Il 25 luglio 1526 l’esercito inviato contro Siena da Papa Clemente VII e dai fiorentini viene disperso, nella celebre battaglia di Camollia, dai soldati della Repubblica, lasciando sul campo carriaggi e artiglierie. La fuga viene definita “vigliacca” dagli stessi fiorentini, certo sproporzionata rispetto alle forze disposte in campo dall’avversario.
L’episodio è ricordato in una lettera scritta da Francesco Vettori il 5 agosto a Niccolò Macchiavelli: “Voi sapete che io mal volentieri mi accordo a creder cosa alcuna soprannaturale; ma questa volta mi pare stata tanto straordinaria, non voglio dire miracolosa, quanto cosa che sia seguita in guerra dal 1494 in qua; e mi pare simile a certe istorie che ho lette nella Bibbia, quando entrava una paura negli uomini che fuggivano, e non sapevano da chi. Di Siena non uscirono più che 400 fanti che ve ne era il quarto del dominio nostro banditi e confinati, e 50 cavalli leggeri, e fecero fuggire insino alla Castellina 5000 fanti e 300 cavalli, che se pure si mettevano insieme dopo la prima fuga mille fanti e cento cavalli, ripigliavano l’artiglieria in capo a otto ore; ma senza esser seguiti più d’un miglio, ne fuggirono dieci. Io ho udito più volte dire che il timore è il maggior signore che si trovi, e in questo mi pare di averne visto l’esperienza cortissima”.

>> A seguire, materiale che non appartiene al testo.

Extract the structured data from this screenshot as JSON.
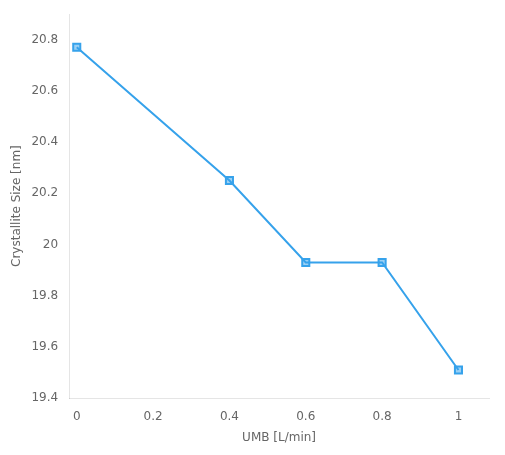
{
  "chart_data": {
    "type": "line",
    "x": [
      0.0,
      0.4,
      0.6,
      0.8,
      1.0
    ],
    "values": [
      20.77,
      20.25,
      19.93,
      19.93,
      19.51
    ],
    "xlabel": "UMB [L/min]",
    "ylabel": "Crystallite Size [nm]",
    "xlim": [
      -0.02,
      1.08
    ],
    "ylim": [
      19.4,
      20.9
    ],
    "xticks": [
      0,
      0.2,
      0.4,
      0.6,
      0.8,
      1
    ],
    "yticks": [
      19.4,
      19.6,
      19.8,
      20,
      20.2,
      20.4,
      20.6,
      20.8
    ],
    "marker": "square",
    "grid": false
  }
}
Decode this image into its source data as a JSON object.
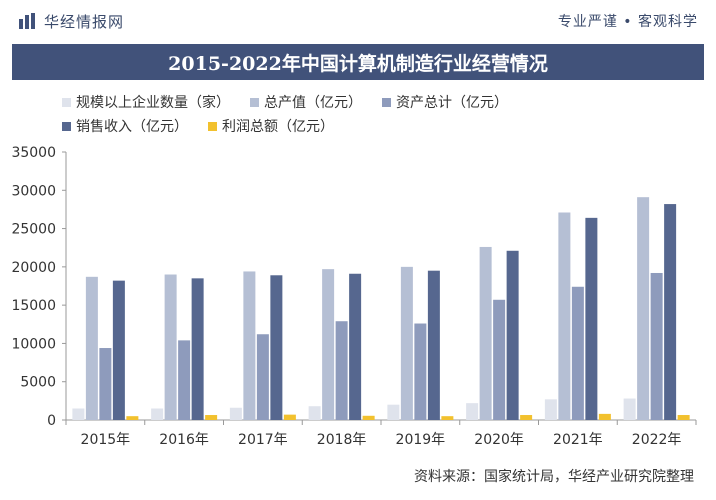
{
  "header": {
    "brand_name": "华经情报网",
    "slogan": "专业严谨 • 客观科学"
  },
  "chart_data": {
    "type": "bar",
    "title": "2015-2022年中国计算机制造行业经营情况",
    "categories": [
      "2015年",
      "2016年",
      "2017年",
      "2018年",
      "2019年",
      "2020年",
      "2021年",
      "2022年"
    ],
    "series": [
      {
        "name": "规模以上企业数量（家）",
        "color": "#dfe3ec",
        "values": [
          1500,
          1500,
          1600,
          1800,
          2000,
          2200,
          2700,
          2800
        ]
      },
      {
        "name": "总产值（亿元）",
        "color": "#b5bfd4",
        "values": [
          18700,
          19000,
          19400,
          19700,
          20000,
          22600,
          27100,
          29100
        ]
      },
      {
        "name": "资产总计（亿元）",
        "color": "#8e9bbc",
        "values": [
          9400,
          10400,
          11200,
          12900,
          12600,
          15700,
          17400,
          19200
        ]
      },
      {
        "name": "销售收入（亿元）",
        "color": "#56678f",
        "values": [
          18200,
          18500,
          18900,
          19100,
          19500,
          22100,
          26400,
          28200
        ]
      },
      {
        "name": "利润总额（亿元）",
        "color": "#f2c12e",
        "values": [
          500,
          650,
          700,
          550,
          500,
          650,
          800,
          650
        ]
      }
    ],
    "yticks": [
      0,
      5000,
      10000,
      15000,
      20000,
      25000,
      30000,
      35000
    ],
    "ylim": [
      0,
      35000
    ],
    "legend": "top"
  },
  "footer": {
    "source": "资料来源：国家统计局，华经产业研究院整理"
  }
}
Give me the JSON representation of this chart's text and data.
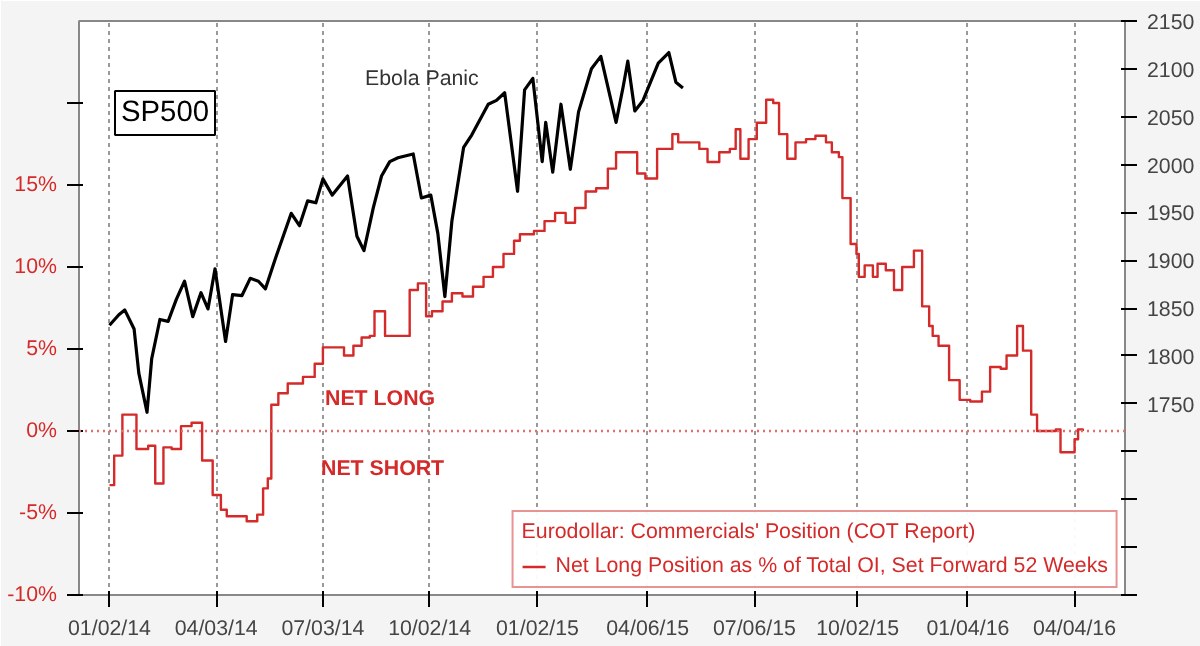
{
  "chart_data": {
    "type": "step",
    "xlim": [
      "2013-12-07",
      "2016-05-17"
    ],
    "xticks": [
      {
        "value": "2014-01-02",
        "label": "01/02/14"
      },
      {
        "value": "2014-04-03",
        "label": "04/03/14"
      },
      {
        "value": "2014-07-03",
        "label": "07/03/14"
      },
      {
        "value": "2014-10-02",
        "label": "10/02/14"
      },
      {
        "value": "2015-01-02",
        "label": "01/02/15"
      },
      {
        "value": "2015-04-06",
        "label": "04/06/15"
      },
      {
        "value": "2015-07-06",
        "label": "07/06/15"
      },
      {
        "value": "2015-10-02",
        "label": "10/02/15"
      },
      {
        "value": "2016-01-04",
        "label": "01/04/16"
      },
      {
        "value": "2016-04-04",
        "label": "04/04/16"
      }
    ],
    "ylim": [
      -10,
      25
    ],
    "yticks": [
      {
        "value": -10,
        "label": "-10%"
      },
      {
        "value": -5,
        "label": "-5%"
      },
      {
        "value": 0,
        "label": "0%"
      },
      {
        "value": 5,
        "label": "5%"
      },
      {
        "value": 10,
        "label": "10%"
      },
      {
        "value": 15,
        "label": "15%"
      },
      {
        "value": 20,
        "label": null
      }
    ],
    "y2lim": [
      1550,
      2150
    ],
    "y2ticks": [
      {
        "value": 1550,
        "label": null
      },
      {
        "value": 1600,
        "label": null
      },
      {
        "value": 1650,
        "label": null
      },
      {
        "value": 1700,
        "label": null
      },
      1750,
      1800,
      1850,
      1900,
      1950,
      2000,
      2050,
      2100,
      2150
    ],
    "grid": "x",
    "legend": "bottom right",
    "line_style": "solid",
    "ref_lines": [
      {
        "axis": "y",
        "value": 0,
        "color": "#e07070",
        "line_style": "dotted"
      }
    ],
    "legend_title": "Eurodollar: Commercials' Position (COT Report)",
    "annotations": [
      "Ebola Panic",
      "NET LONG",
      "NET SHORT"
    ],
    "series": [
      {
        "name": "Net Long Position as % of Total OI, Set Forward 52 Weeks",
        "color": "#d42a2a",
        "x": [
          "2014-01-02",
          "2014-01-06",
          "2014-01-13",
          "2014-01-25",
          "2014-02-04",
          "2014-02-10",
          "2014-02-17",
          "2014-02-24",
          "2014-03-04",
          "2014-03-13",
          "2014-03-22",
          "2014-03-31",
          "2014-04-07",
          "2014-04-12",
          "2014-04-29",
          "2014-05-08",
          "2014-05-13",
          "2014-05-17",
          "2014-05-20",
          "2014-05-26",
          "2014-06-03",
          "2014-06-16",
          "2014-06-26",
          "2014-07-03",
          "2014-07-21",
          "2014-07-29",
          "2014-08-05",
          "2014-08-12",
          "2014-08-16",
          "2014-08-25",
          "2014-09-15",
          "2014-09-22",
          "2014-09-29",
          "2014-10-04",
          "2014-10-13",
          "2014-10-21",
          "2014-10-30",
          "2014-11-08",
          "2014-11-17",
          "2014-11-25",
          "2014-12-04",
          "2014-12-13",
          "2014-12-18",
          "2014-12-30",
          "2015-01-08",
          "2015-01-17",
          "2015-01-26",
          "2015-02-03",
          "2015-02-12",
          "2015-02-21",
          "2015-03-03",
          "2015-03-10",
          "2015-03-28",
          "2015-04-04",
          "2015-04-14",
          "2015-04-27",
          "2015-05-02",
          "2015-05-20",
          "2015-05-27",
          "2015-06-06",
          "2015-06-15",
          "2015-06-20",
          "2015-06-24",
          "2015-07-01",
          "2015-07-08",
          "2015-07-16",
          "2015-07-22",
          "2015-07-27",
          "2015-08-03",
          "2015-08-10",
          "2015-08-19",
          "2015-08-27",
          "2015-09-05",
          "2015-09-10",
          "2015-09-16",
          "2015-09-19",
          "2015-09-26",
          "2015-10-01",
          "2015-10-03",
          "2015-10-08",
          "2015-10-15",
          "2015-10-19",
          "2015-10-26",
          "2015-11-02",
          "2015-11-09",
          "2015-11-19",
          "2015-11-26",
          "2015-12-02",
          "2015-12-05",
          "2015-12-10",
          "2015-12-19",
          "2015-12-28",
          "2016-01-06",
          "2016-01-16",
          "2016-01-23",
          "2016-02-01",
          "2016-02-06",
          "2016-02-15",
          "2016-02-20",
          "2016-02-27",
          "2016-03-03",
          "2016-03-19",
          "2016-03-23",
          "2016-03-30",
          "2016-04-04",
          "2016-04-07",
          "2016-04-11"
        ],
        "values": [
          -3.3,
          -1.5,
          1.0,
          -1.1,
          -0.9,
          -3.2,
          -1.0,
          -1.1,
          0.3,
          0.5,
          -1.8,
          -3.9,
          -4.8,
          -5.2,
          -5.5,
          -5.1,
          -3.5,
          -2.9,
          1.6,
          2.3,
          2.9,
          3.3,
          4.1,
          5.1,
          4.6,
          5.2,
          5.7,
          5.8,
          7.3,
          5.8,
          8.6,
          9.0,
          7.0,
          7.3,
          7.9,
          8.4,
          8.2,
          8.8,
          9.4,
          10.0,
          10.8,
          11.6,
          12.0,
          12.2,
          12.8,
          13.3,
          12.7,
          13.6,
          14.6,
          14.8,
          16.0,
          17.0,
          15.7,
          15.4,
          17.2,
          18.1,
          17.6,
          17.2,
          16.4,
          17.0,
          17.2,
          18.4,
          16.6,
          17.8,
          18.8,
          20.2,
          20.0,
          18.1,
          16.6,
          17.6,
          17.8,
          18.0,
          17.6,
          17.0,
          16.7,
          14.2,
          11.4,
          10.8,
          9.4,
          10.1,
          9.4,
          10.2,
          9.8,
          8.6,
          10.0,
          11.0,
          7.6,
          6.4,
          5.8,
          5.2,
          3.1,
          1.9,
          1.8,
          2.4,
          3.9,
          3.8,
          4.6,
          6.4,
          4.9,
          1.0,
          0.0,
          0.1,
          -1.3,
          -1.3,
          -0.5,
          0.1,
          0.0
        ]
      },
      {
        "name": "SP500",
        "color": "#000000",
        "type": "line",
        "axis": "y2",
        "x": [
          "2014-01-02",
          "2014-01-10",
          "2014-01-15",
          "2014-01-23",
          "2014-01-27",
          "2014-02-03",
          "2014-02-07",
          "2014-02-14",
          "2014-02-21",
          "2014-02-28",
          "2014-03-07",
          "2014-03-14",
          "2014-03-21",
          "2014-03-27",
          "2014-04-02",
          "2014-04-11",
          "2014-04-17",
          "2014-04-25",
          "2014-05-02",
          "2014-05-09",
          "2014-05-15",
          "2014-05-23",
          "2014-06-06",
          "2014-06-13",
          "2014-06-20",
          "2014-06-27",
          "2014-07-03",
          "2014-07-11",
          "2014-07-24",
          "2014-08-01",
          "2014-08-07",
          "2014-08-15",
          "2014-08-22",
          "2014-08-29",
          "2014-09-05",
          "2014-09-18",
          "2014-09-25",
          "2014-10-03",
          "2014-10-09",
          "2014-10-15",
          "2014-10-21",
          "2014-10-31",
          "2014-11-07",
          "2014-11-21",
          "2014-11-28",
          "2014-12-05",
          "2014-12-16",
          "2014-12-22",
          "2014-12-29",
          "2015-01-06",
          "2015-01-09",
          "2015-01-15",
          "2015-01-22",
          "2015-01-30",
          "2015-02-06",
          "2015-02-17",
          "2015-02-25",
          "2015-03-10",
          "2015-03-16",
          "2015-03-20",
          "2015-03-26",
          "2015-04-02",
          "2015-04-15",
          "2015-04-24",
          "2015-04-30",
          "2015-05-06"
        ],
        "values": [
          1832,
          1843,
          1848,
          1828,
          1782,
          1741,
          1797,
          1838,
          1836,
          1859,
          1878,
          1841,
          1866,
          1849,
          1891,
          1815,
          1864,
          1863,
          1881,
          1878,
          1870,
          1900,
          1949,
          1936,
          1962,
          1960,
          1985,
          1968,
          1988,
          1925,
          1910,
          1955,
          1988,
          2003,
          2007,
          2011,
          1965,
          1968,
          1928,
          1862,
          1941,
          2018,
          2031,
          2063,
          2067,
          2075,
          1972,
          2078,
          2090,
          2003,
          2044,
          1992,
          2063,
          1995,
          2055,
          2100,
          2113,
          2044,
          2081,
          2108,
          2056,
          2067,
          2106,
          2117,
          2086,
          2080
        ]
      }
    ]
  }
}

Nel luogo dello scontro si trova un edifico particolare che dalle visioni “demoniache” delle truppe fiorentine, secondo alcune leggende, ha preso il nome: Palazzo Diavoli. L’edificio, in laterizi, ha oggi una forma singolare. La parte più antica della struttura risale al XIV secolo, poi venne sopraelevata e munita di torre cilindrica. La cappella, ora oratorio di Santa Maria degli Angeli, risale ai primi decenni del XVI secolo e fu eretta per volere della famiglia Turchi, alla quale si deve l’ampliamento del palazzo (altra ipotesi: il toponimo si deve al nome della famiglia proprietaria, i Turchi Piccolomini, dopo la battaglia di Otranto contro l’esercito ottomano).
L’attribuzione della progettazione della Cappella è dubbia. Storicamente l’attribuzione oscilla tra Francesco di Giorgio e Antonio Federighi, ma la critica recentemente è orientata verso maestranze locali guidate da un disegno del Peruzzi.
Una ulteriore teoria, non soprannaturale, si basa sul fatto che a Siena, presso il popolo, si dice “Palazzo Diavoli” e non “Palazzo dei Diavoli“. E diaboli, poi diavoli, può, forse, risalire ad una “diabolé”, cioè un bivio isoscele, me è, del resto, la posizione del palazzo sulla biforcazione della strada che porta a Firenze. Infine, si suppone in questo luogo, la presenza di un ipogeo etrusco. Un luogo, insomma, ricco di fascino, mistero e storia.